ДИАГРАММА 2.1. Зависимость доли участников, у которых в тридцать два года наблюдалась лудомания, от темперамента в трехлетнем возрасте: для всей выборки (слева) и отдельно для мальчиков и девочек (справа). По В. Слуцке, Т. Моффитт, Р. Поултону и А. Каспи (2012 г.). Undercontrolled temperament at age 3 predicts disordered gambling at age 32. Psychological Science 23, 510–516, figure 1. © Авторы, 2012. Воспроизведено с разрешения компании «SAGE Publications, Inc.»

Выводы

В усердных поисках связи между темпераментом маленького ребенка и его дальнейшим развитием, а также в стремлении выполнить первую задачу, которую мы поставили перед собой в этой книге (определить, можно ли по поведению ребенка предсказать, как он будет поступать в молодости и зрелости, и если да, то насколько точно), мы получили свидетельства того, что искомая связь существует. Мы по меньшей мере отчасти подтвердили заявление о том, что «все люди родом из детства». В пользу этого утверждения говорят данные, которые позволяют связать темперамент трехлетнего ребенка с его характером в восемнадцатилетнем возрасте, его межличностными отношениями в двадцатиоднолетнем возрасте и, наконец, со склонностью к лудомании в тридцатидвухлетнем. Очевиднее всего эта связь у двух групп людей, которые в трехлетнем возрасте обладали своенравным и замкнутым темпераментом.

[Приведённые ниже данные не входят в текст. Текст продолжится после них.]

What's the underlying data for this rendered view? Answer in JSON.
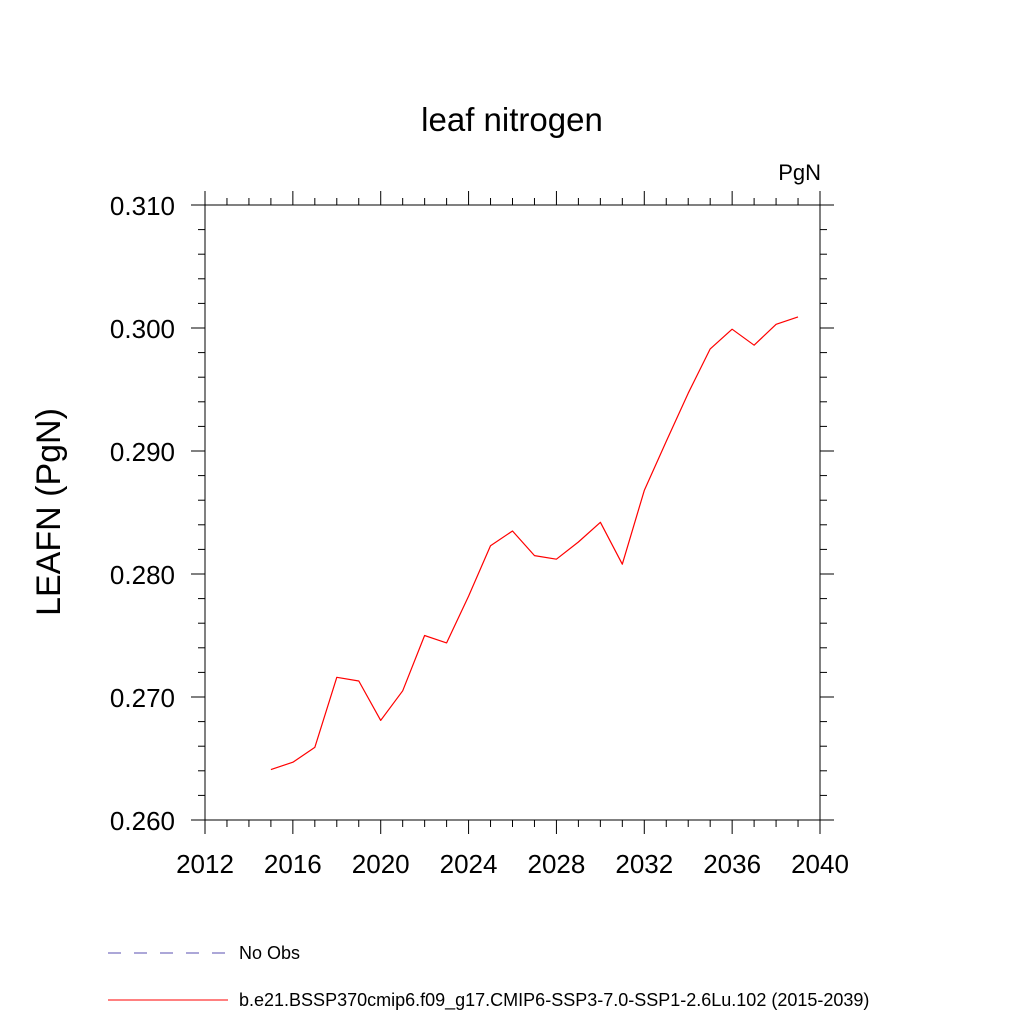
{
  "chart_data": {
    "type": "line",
    "title": "leaf nitrogen",
    "units": "PgN",
    "ylabel": "LEAFN  (PgN)",
    "xlabel": "",
    "xlim": [
      2012,
      2040
    ],
    "ylim": [
      0.26,
      0.31
    ],
    "x_ticks": [
      "2012",
      "2016",
      "2020",
      "2024",
      "2028",
      "2032",
      "2036",
      "2040"
    ],
    "y_ticks": [
      "0.260",
      "0.270",
      "0.280",
      "0.290",
      "0.300",
      "0.310"
    ],
    "grid": false,
    "series": [
      {
        "name": "b.e21.BSSP370cmip6.f09_g17.CMIP6-SSP3-7.0-SSP1-2.6Lu.102 (2015-2039)",
        "color": "#ff0000",
        "x": [
          2015,
          2016,
          2017,
          2018,
          2019,
          2020,
          2021,
          2022,
          2023,
          2024,
          2025,
          2026,
          2027,
          2028,
          2029,
          2030,
          2031,
          2032,
          2033,
          2034,
          2035,
          2036,
          2037,
          2038,
          2039
        ],
        "y": [
          0.2641,
          0.2647,
          0.2659,
          0.2716,
          0.2713,
          0.2681,
          0.2705,
          0.275,
          0.2744,
          0.2782,
          0.2823,
          0.2835,
          0.2815,
          0.2812,
          0.2826,
          0.2842,
          0.2808,
          0.2868,
          0.2908,
          0.2947,
          0.2983,
          0.2999,
          0.2986,
          0.3003,
          0.3009
        ]
      }
    ],
    "legend": [
      {
        "label": "No Obs",
        "color": "#5a4fb0",
        "style": "dashed"
      },
      {
        "label": "b.e21.BSSP370cmip6.f09_g17.CMIP6-SSP3-7.0-SSP1-2.6Lu.102 (2015-2039)",
        "color": "#ff0000",
        "style": "solid"
      }
    ]
  }
}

Основываясь на полученных данных, мы можем предположить, что такая сильная связь наверняка подпитывалась самим ребенком, поскольку его развитие определялось в том числе и его собственным поведением. С одной стороны, безбашенное поведение некогда своенравных детей наверняка приводило к тому, что окружающие отзывались на них отрицательно, а это в дальнейшем лишь сильнее подрывало их способность ладить с людьми. С другой стороны, круг общения некогда замкнутых детей наверняка был ограничен, потому что они по темпераменту склонны закрываться от внешнего мира и оставаться в одиночестве. В первом случае среда отзывалась на те действия, которые ребенок направлял на нее, а во втором – на те действия, которые ребенок направлял на себя. Судя по всему, именно из-за того, что в развитии таких детей присутствовали определенные проявления и необходимость соответствовать выбранному образу, своенравные дети так и остались выраженными «мятежниками», а замкнутые – «беглецами», на что как раз указывают полученные нами данные.

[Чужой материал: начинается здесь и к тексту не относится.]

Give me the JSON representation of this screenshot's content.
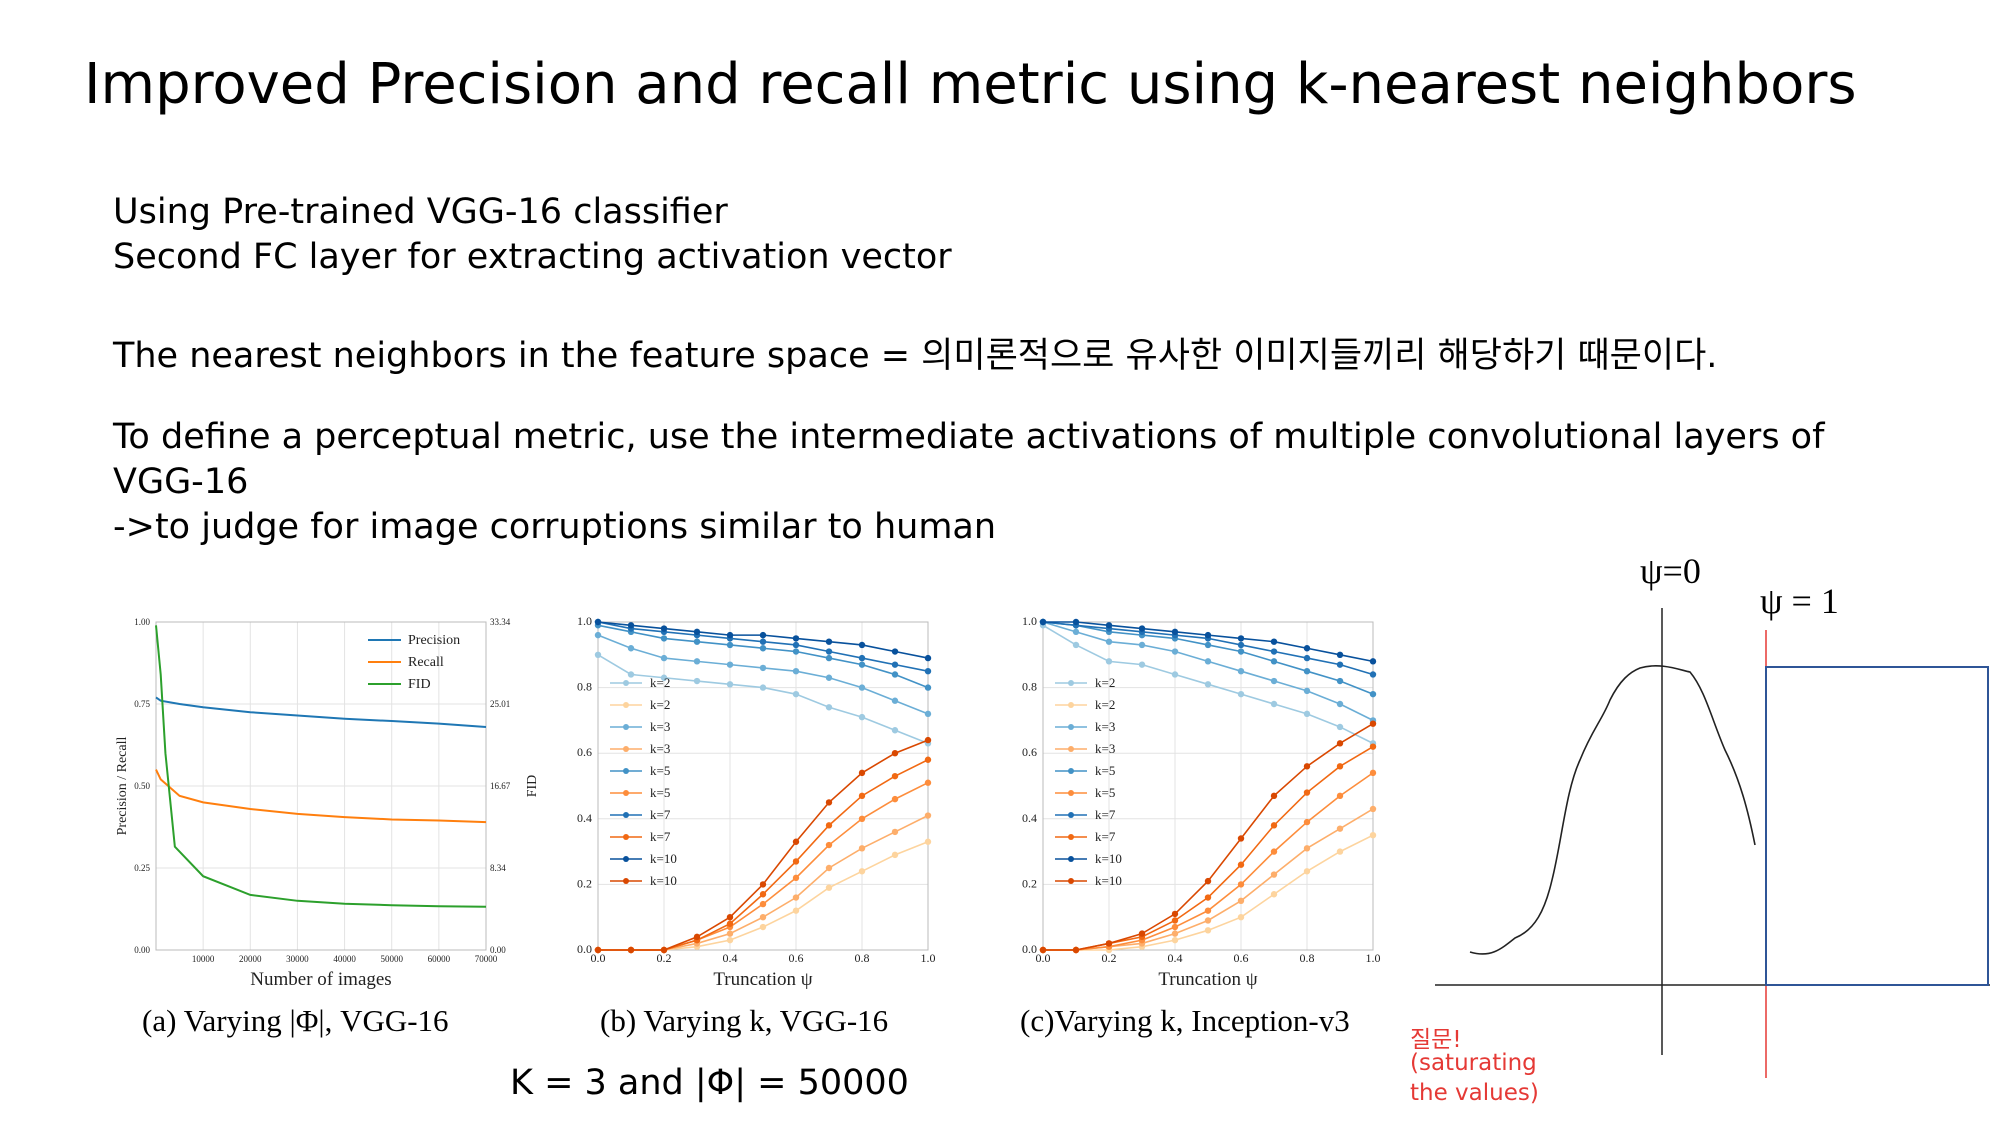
{
  "slide": {
    "title": "Improved Precision and recall metric using k-nearest neighbors",
    "lines": [
      "Using Pre-trained VGG-16 classifier",
      "Second FC layer for extracting activation vector",
      "The nearest neighbors in the feature space = 의미론적으로 유사한 이미지들끼리 해당하기 때문이다.",
      "To define a perceptual metric, use the intermediate activations of multiple convolutional layers of",
      "VGG-16",
      "->to judge for image corruptions similar to human"
    ],
    "note": "K = 3 and |Φ| = 50000",
    "question": [
      "질문!",
      "(saturating",
      "the values)"
    ],
    "psi_zero": "ψ=0",
    "psi_one": "ψ = 1"
  },
  "colors": {
    "precision": "#1f77b4",
    "recall": "#ff7f0e",
    "fid": "#2ca02c",
    "annotation_red": "#e53935",
    "box_blue": "#2f5597"
  },
  "chart_data": [
    {
      "type": "line",
      "caption": "(a) Varying |Φ|, VGG-16",
      "xlabel": "Number of images",
      "ylabel": "Precision / Recall",
      "y2label": "FID",
      "xlim": [
        0,
        70000
      ],
      "ylim": [
        0,
        1.0
      ],
      "y2lim": [
        0,
        33.34
      ],
      "x_ticks": [
        "10000",
        "20000",
        "30000",
        "40000",
        "50000",
        "60000",
        "70000"
      ],
      "y_ticks": [
        "0.00",
        "0.25",
        "0.50",
        "0.75",
        "1.00"
      ],
      "y2_ticks": [
        "0.00",
        "8.34",
        "16.67",
        "25.01",
        "33.34"
      ],
      "legend": [
        "Precision",
        "Recall",
        "FID"
      ],
      "legend_position": "top-right",
      "grid": true,
      "series": [
        {
          "name": "Precision",
          "x": [
            0,
            1000,
            5000,
            10000,
            20000,
            30000,
            40000,
            50000,
            60000,
            70000
          ],
          "y": [
            0.77,
            0.76,
            0.75,
            0.74,
            0.725,
            0.715,
            0.705,
            0.698,
            0.69,
            0.68
          ],
          "axis": "left"
        },
        {
          "name": "Recall",
          "x": [
            0,
            1000,
            5000,
            10000,
            20000,
            30000,
            40000,
            50000,
            60000,
            70000
          ],
          "y": [
            0.55,
            0.52,
            0.47,
            0.45,
            0.43,
            0.415,
            0.405,
            0.398,
            0.395,
            0.39
          ],
          "axis": "left"
        },
        {
          "name": "FID",
          "x": [
            0,
            1000,
            2000,
            4000,
            10000,
            20000,
            30000,
            40000,
            50000,
            60000,
            70000
          ],
          "y": [
            33.0,
            28.0,
            20.0,
            10.5,
            7.5,
            5.6,
            5.0,
            4.7,
            4.55,
            4.45,
            4.4
          ],
          "axis": "right"
        }
      ]
    },
    {
      "type": "line",
      "caption": "(b) Varying k, VGG-16",
      "xlabel": "Truncation ψ",
      "ylabel": "",
      "xlim": [
        0,
        1.0
      ],
      "ylim": [
        0,
        1.0
      ],
      "x_ticks": [
        "0.0",
        "0.2",
        "0.4",
        "0.6",
        "0.8",
        "1.0"
      ],
      "y_ticks": [
        "0.0",
        "0.2",
        "0.4",
        "0.6",
        "0.8",
        "1.0"
      ],
      "legend": [
        "k=2",
        "k=2",
        "k=3",
        "k=3",
        "k=5",
        "k=5",
        "k=7",
        "k=7",
        "k=10",
        "k=10"
      ],
      "legend_position": "center-left",
      "grid": true,
      "x": [
        0,
        0.1,
        0.2,
        0.3,
        0.4,
        0.5,
        0.6,
        0.7,
        0.8,
        0.9,
        1.0
      ],
      "series": [
        {
          "name": "k=2",
          "kind": "precision",
          "color": "#9ecae1",
          "y": [
            0.9,
            0.84,
            0.83,
            0.82,
            0.81,
            0.8,
            0.78,
            0.74,
            0.71,
            0.67,
            0.63
          ]
        },
        {
          "name": "k=2",
          "kind": "recall",
          "color": "#fdd49e",
          "y": [
            0,
            0,
            0,
            0.01,
            0.03,
            0.07,
            0.12,
            0.19,
            0.24,
            0.29,
            0.33
          ]
        },
        {
          "name": "k=3",
          "kind": "precision",
          "color": "#6baed6",
          "y": [
            0.96,
            0.92,
            0.89,
            0.88,
            0.87,
            0.86,
            0.85,
            0.83,
            0.8,
            0.76,
            0.72
          ]
        },
        {
          "name": "k=3",
          "kind": "recall",
          "color": "#fdae6b",
          "y": [
            0,
            0,
            0,
            0.02,
            0.05,
            0.1,
            0.16,
            0.25,
            0.31,
            0.36,
            0.41
          ]
        },
        {
          "name": "k=5",
          "kind": "precision",
          "color": "#4292c6",
          "y": [
            0.99,
            0.97,
            0.95,
            0.94,
            0.93,
            0.92,
            0.91,
            0.89,
            0.87,
            0.84,
            0.8
          ]
        },
        {
          "name": "k=5",
          "kind": "recall",
          "color": "#fd8d3c",
          "y": [
            0,
            0,
            0,
            0.03,
            0.07,
            0.14,
            0.22,
            0.32,
            0.4,
            0.46,
            0.51
          ]
        },
        {
          "name": "k=7",
          "kind": "precision",
          "color": "#2171b5",
          "y": [
            1.0,
            0.98,
            0.97,
            0.96,
            0.95,
            0.94,
            0.93,
            0.91,
            0.89,
            0.87,
            0.85
          ]
        },
        {
          "name": "k=7",
          "kind": "recall",
          "color": "#f16913",
          "y": [
            0,
            0,
            0,
            0.03,
            0.08,
            0.17,
            0.27,
            0.38,
            0.47,
            0.53,
            0.58
          ]
        },
        {
          "name": "k=10",
          "kind": "precision",
          "color": "#08519c",
          "y": [
            1.0,
            0.99,
            0.98,
            0.97,
            0.96,
            0.96,
            0.95,
            0.94,
            0.93,
            0.91,
            0.89
          ]
        },
        {
          "name": "k=10",
          "kind": "recall",
          "color": "#d94801",
          "y": [
            0,
            0,
            0,
            0.04,
            0.1,
            0.2,
            0.33,
            0.45,
            0.54,
            0.6,
            0.64
          ]
        }
      ]
    },
    {
      "type": "line",
      "caption": "(c)Varying k, Inception-v3",
      "xlabel": "Truncation ψ",
      "ylabel": "",
      "xlim": [
        0,
        1.0
      ],
      "ylim": [
        0,
        1.0
      ],
      "x_ticks": [
        "0.0",
        "0.2",
        "0.4",
        "0.6",
        "0.8",
        "1.0"
      ],
      "y_ticks": [
        "0.0",
        "0.2",
        "0.4",
        "0.6",
        "0.8",
        "1.0"
      ],
      "legend": [
        "k=2",
        "k=2",
        "k=3",
        "k=3",
        "k=5",
        "k=5",
        "k=7",
        "k=7",
        "k=10",
        "k=10"
      ],
      "legend_position": "center-left",
      "grid": true,
      "x": [
        0,
        0.1,
        0.2,
        0.3,
        0.4,
        0.5,
        0.6,
        0.7,
        0.8,
        0.9,
        1.0
      ],
      "series": [
        {
          "name": "k=2",
          "kind": "precision",
          "color": "#9ecae1",
          "y": [
            0.99,
            0.93,
            0.88,
            0.87,
            0.84,
            0.81,
            0.78,
            0.75,
            0.72,
            0.68,
            0.63
          ]
        },
        {
          "name": "k=2",
          "kind": "recall",
          "color": "#fdd49e",
          "y": [
            0,
            0,
            0,
            0.01,
            0.03,
            0.06,
            0.1,
            0.17,
            0.24,
            0.3,
            0.35
          ]
        },
        {
          "name": "k=3",
          "kind": "precision",
          "color": "#6baed6",
          "y": [
            1.0,
            0.97,
            0.94,
            0.93,
            0.91,
            0.88,
            0.85,
            0.82,
            0.79,
            0.75,
            0.7
          ]
        },
        {
          "name": "k=3",
          "kind": "recall",
          "color": "#fdae6b",
          "y": [
            0,
            0,
            0.01,
            0.02,
            0.05,
            0.09,
            0.15,
            0.23,
            0.31,
            0.37,
            0.43
          ]
        },
        {
          "name": "k=5",
          "kind": "precision",
          "color": "#4292c6",
          "y": [
            1.0,
            0.99,
            0.97,
            0.96,
            0.95,
            0.93,
            0.91,
            0.88,
            0.85,
            0.82,
            0.78
          ]
        },
        {
          "name": "k=5",
          "kind": "recall",
          "color": "#fd8d3c",
          "y": [
            0,
            0,
            0.01,
            0.03,
            0.07,
            0.12,
            0.2,
            0.3,
            0.39,
            0.47,
            0.54
          ]
        },
        {
          "name": "k=7",
          "kind": "precision",
          "color": "#2171b5",
          "y": [
            1.0,
            0.99,
            0.98,
            0.97,
            0.96,
            0.95,
            0.93,
            0.91,
            0.89,
            0.87,
            0.84
          ]
        },
        {
          "name": "k=7",
          "kind": "recall",
          "color": "#f16913",
          "y": [
            0,
            0,
            0.02,
            0.04,
            0.09,
            0.16,
            0.26,
            0.38,
            0.48,
            0.56,
            0.62
          ]
        },
        {
          "name": "k=10",
          "kind": "precision",
          "color": "#08519c",
          "y": [
            1.0,
            1.0,
            0.99,
            0.98,
            0.97,
            0.96,
            0.95,
            0.94,
            0.92,
            0.9,
            0.88
          ]
        },
        {
          "name": "k=10",
          "kind": "recall",
          "color": "#d94801",
          "y": [
            0,
            0,
            0.02,
            0.05,
            0.11,
            0.21,
            0.34,
            0.47,
            0.56,
            0.63,
            0.69
          ]
        }
      ]
    }
  ]
}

Исследователи в области человеческого развития, которые, совсем как мы, наблюдают за людьми с течением лет, всегда плачутся: жаль, что мы в свое время не смогли собрать данные вот об этом; знать бы раньше, что понадобятся данные вот о том. Их сожаления наверняка разделили бы многие коллеги. Представьте, что было бы, знай Дарвин о генах или будь у Галилея телескоп помощнее. Когда мы заканчивали работу над первой главой, то перед нами встали два вопроса. Первый был связан с тем, что мы могли узнать, если бы собирали данные о темпераменте участников до трехлетнего возраста. А второй – с тем, какие явления из тех, которые можно объяснить обнаруженным, мы так и не обнаружили.

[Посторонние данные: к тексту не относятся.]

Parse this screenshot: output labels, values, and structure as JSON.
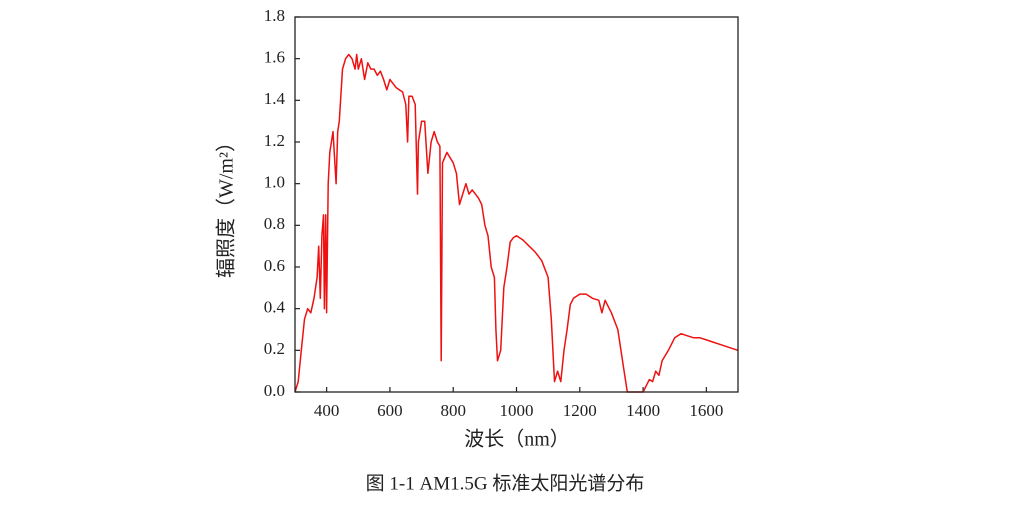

Три года – это, несомненно, возраст небольшой, однако бесспорно и то, что с рождения (или даже со времени до него) и до трехлетнего возраста в жизни ребенка успевает произойти многое. Сегодня нам известно, что уже в первые месяцы жизни у ребенка отчетливо проявляется тот или иной темперамент, причем это было известно и в 1972 году, когда участники данидинского исследования только-только родились. И все равно мы вынуждены признать, что нам уже никогда не найти ответа на вопрос о том, какими участники данидинского исследования, какими наши уравновешенные, осторожные, своенравные, замкнутые и уверенные трехлетние малыши были в течение первых двух лет жизни. Как они себя вели? Как жили? И, наконец, почему они в три года вели себя в университетской лаборатории тем или иным образом? Проявлялся ли так же очевидно тот темперамент, который мы назначили им в трехлетнем возрасте, годами ранее? Тогда ведь можно было бы лишний раз заявить о важности наследственности. Или их темперамент зависел от раннего опыта развития, в том числе и в утробе матери? Это бы означало, что приобретенное в данном случае стоит выше врожденного. Естественно, никто не исключает того, что и врожденное, и приобретенное могут быть одинаково важны. Мы возвратимся к этому вопросу в четырнадцатой и пятнадцатой главах, в которых говорится о генотип-средовом взаимодействии.